Dalla proiezione di Non volere volare del regista e sceneggiatore islandese Hafsteinn Gunnar Sigurosson si esce come frastornati e incerti su cosa si è visto: un lavoro filosofico-esistenziale camuffato da film (quasi) d’azione o viceversa?

L’avvio della vicenda è semplice: come nel recente esordio di Margherita Buy, il tema di fondo è la fobia del volo. Per superarla, tre personaggi, molto diversi tra loro (Sarah, imprenditrice edile innamorata, Alfons, inventore di un’app e goffo fidanzato di una influencer ed Edward, scrittore e veterano di guerra), si affidano all’agenzia “Viaggiatori Impavidi” ma Charles (Simon Manyonda), la guida, si rivelerà più inesperta e impaurita di loro. Le cose si mettono male da subito: il volo di prova viene posticipato, in seguito c’è un malfunzionamento del motore, infine i quattro impavidi, per tacer dell’accompagnatore, resteranno bloccati in Islanda, prigionieri di una natura livida e inquietante…

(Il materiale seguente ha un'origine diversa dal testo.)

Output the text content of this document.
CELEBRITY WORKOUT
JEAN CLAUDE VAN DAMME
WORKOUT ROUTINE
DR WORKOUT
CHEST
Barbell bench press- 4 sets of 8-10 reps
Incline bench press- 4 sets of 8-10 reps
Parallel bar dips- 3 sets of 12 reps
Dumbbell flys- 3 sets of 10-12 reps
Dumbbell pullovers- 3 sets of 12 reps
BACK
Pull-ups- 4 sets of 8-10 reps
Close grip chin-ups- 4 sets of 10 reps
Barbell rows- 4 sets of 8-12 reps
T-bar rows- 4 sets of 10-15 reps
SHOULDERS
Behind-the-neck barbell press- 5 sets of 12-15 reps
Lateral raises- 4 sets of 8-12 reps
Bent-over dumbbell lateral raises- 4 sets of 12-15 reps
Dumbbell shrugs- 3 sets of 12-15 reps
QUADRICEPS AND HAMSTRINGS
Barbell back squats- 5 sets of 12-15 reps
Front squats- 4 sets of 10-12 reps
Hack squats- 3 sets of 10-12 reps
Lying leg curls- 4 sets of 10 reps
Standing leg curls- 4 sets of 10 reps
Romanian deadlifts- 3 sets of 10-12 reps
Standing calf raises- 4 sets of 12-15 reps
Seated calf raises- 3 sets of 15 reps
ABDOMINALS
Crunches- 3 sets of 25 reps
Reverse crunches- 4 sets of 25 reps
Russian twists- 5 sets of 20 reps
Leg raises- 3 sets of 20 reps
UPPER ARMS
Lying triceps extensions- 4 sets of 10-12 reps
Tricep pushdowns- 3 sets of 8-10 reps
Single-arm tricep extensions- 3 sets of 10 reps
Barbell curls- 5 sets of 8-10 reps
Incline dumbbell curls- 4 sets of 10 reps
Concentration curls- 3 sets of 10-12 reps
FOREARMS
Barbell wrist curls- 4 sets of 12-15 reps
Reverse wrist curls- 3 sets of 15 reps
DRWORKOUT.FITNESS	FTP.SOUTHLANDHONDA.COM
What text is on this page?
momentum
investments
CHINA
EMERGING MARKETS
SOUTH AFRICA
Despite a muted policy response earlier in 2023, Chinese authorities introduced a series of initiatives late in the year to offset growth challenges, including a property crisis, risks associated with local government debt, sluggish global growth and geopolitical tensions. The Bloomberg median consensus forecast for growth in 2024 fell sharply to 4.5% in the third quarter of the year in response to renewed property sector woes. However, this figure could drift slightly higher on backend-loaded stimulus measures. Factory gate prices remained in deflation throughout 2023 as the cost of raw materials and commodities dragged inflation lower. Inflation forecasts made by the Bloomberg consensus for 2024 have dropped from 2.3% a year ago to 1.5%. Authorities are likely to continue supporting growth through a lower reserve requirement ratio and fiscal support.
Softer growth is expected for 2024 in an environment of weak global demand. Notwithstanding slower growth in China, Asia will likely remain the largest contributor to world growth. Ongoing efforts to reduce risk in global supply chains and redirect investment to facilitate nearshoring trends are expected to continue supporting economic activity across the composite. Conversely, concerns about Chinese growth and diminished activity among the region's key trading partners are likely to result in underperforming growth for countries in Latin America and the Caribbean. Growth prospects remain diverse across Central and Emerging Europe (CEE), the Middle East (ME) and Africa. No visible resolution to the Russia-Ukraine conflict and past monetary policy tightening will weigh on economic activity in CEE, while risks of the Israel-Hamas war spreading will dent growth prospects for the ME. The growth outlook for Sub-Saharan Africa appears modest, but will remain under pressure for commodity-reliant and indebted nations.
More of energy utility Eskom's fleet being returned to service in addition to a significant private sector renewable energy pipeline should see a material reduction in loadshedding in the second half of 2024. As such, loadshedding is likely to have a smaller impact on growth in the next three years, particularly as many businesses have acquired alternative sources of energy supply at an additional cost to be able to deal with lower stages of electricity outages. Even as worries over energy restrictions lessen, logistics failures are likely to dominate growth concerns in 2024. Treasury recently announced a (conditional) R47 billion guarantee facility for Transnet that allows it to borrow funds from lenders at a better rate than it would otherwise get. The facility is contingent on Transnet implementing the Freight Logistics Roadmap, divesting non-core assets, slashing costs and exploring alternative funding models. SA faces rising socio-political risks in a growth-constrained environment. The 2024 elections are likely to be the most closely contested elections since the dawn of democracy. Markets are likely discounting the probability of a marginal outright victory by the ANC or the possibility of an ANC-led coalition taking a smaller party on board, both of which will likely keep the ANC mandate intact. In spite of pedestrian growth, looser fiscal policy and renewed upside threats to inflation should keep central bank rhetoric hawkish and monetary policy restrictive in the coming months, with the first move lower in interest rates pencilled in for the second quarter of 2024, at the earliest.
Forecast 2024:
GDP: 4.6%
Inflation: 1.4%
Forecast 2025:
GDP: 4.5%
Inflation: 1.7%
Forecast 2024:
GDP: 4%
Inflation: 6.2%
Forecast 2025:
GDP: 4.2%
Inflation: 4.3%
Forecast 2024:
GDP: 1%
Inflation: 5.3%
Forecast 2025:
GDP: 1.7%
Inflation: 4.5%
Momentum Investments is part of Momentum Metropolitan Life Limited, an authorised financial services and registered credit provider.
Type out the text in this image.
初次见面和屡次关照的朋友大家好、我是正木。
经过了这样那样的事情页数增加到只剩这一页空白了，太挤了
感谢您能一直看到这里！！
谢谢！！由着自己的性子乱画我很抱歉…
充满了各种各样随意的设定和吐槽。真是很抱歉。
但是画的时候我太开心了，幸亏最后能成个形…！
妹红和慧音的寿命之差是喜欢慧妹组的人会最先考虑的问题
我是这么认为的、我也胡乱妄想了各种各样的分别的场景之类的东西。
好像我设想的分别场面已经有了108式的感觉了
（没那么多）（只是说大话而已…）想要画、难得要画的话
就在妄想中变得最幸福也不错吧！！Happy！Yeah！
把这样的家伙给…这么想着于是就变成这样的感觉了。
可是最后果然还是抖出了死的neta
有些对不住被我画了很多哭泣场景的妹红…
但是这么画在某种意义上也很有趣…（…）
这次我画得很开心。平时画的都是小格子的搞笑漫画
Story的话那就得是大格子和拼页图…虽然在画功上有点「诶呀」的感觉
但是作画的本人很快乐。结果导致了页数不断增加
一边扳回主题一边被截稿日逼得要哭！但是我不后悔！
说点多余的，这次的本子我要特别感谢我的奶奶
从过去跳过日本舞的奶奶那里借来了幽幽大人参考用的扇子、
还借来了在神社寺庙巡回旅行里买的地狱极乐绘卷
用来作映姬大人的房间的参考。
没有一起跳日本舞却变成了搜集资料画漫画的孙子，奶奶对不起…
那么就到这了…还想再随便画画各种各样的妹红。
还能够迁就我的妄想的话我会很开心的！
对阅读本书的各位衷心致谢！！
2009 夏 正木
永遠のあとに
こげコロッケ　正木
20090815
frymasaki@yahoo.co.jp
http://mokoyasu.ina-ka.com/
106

Ovviamente, la paura del volo è solo una metafora della più generale incapacità di lasciare e lasciarsi andare: Sarah (Lydia Leonard) teme il confronto con l’ex moglie del compagno, Edward (Timothy Spall) è ancora in preda a paranoie legate alla guerra britannica delle Falkland, Alfons è succube della partner ma riuscirà, sorprendentemente, a liberarsi.

Il film decolla (è il caso di dirlo!) bene ma, nella seconda parte, si assiste ad una brusca virata con un accumulo inverosimile di scene frenetiche e gag che rischiano di spiazzare e stancare lo spettatore. Il giudizio complessivo è, comunque, positivo perché, quando Sigurosson non si lascia sopraffare dalla ricerca dello sketch a ogni costo e si sofferma, invece, sull’umanità fragile dei suoi anti-eroi, riesce a coinvolgere e divertire.

Un po’ di misura, e meno balletto grottesco, avrebbe giovato ma le istruzioni, semiserie, per volare e vivere restano!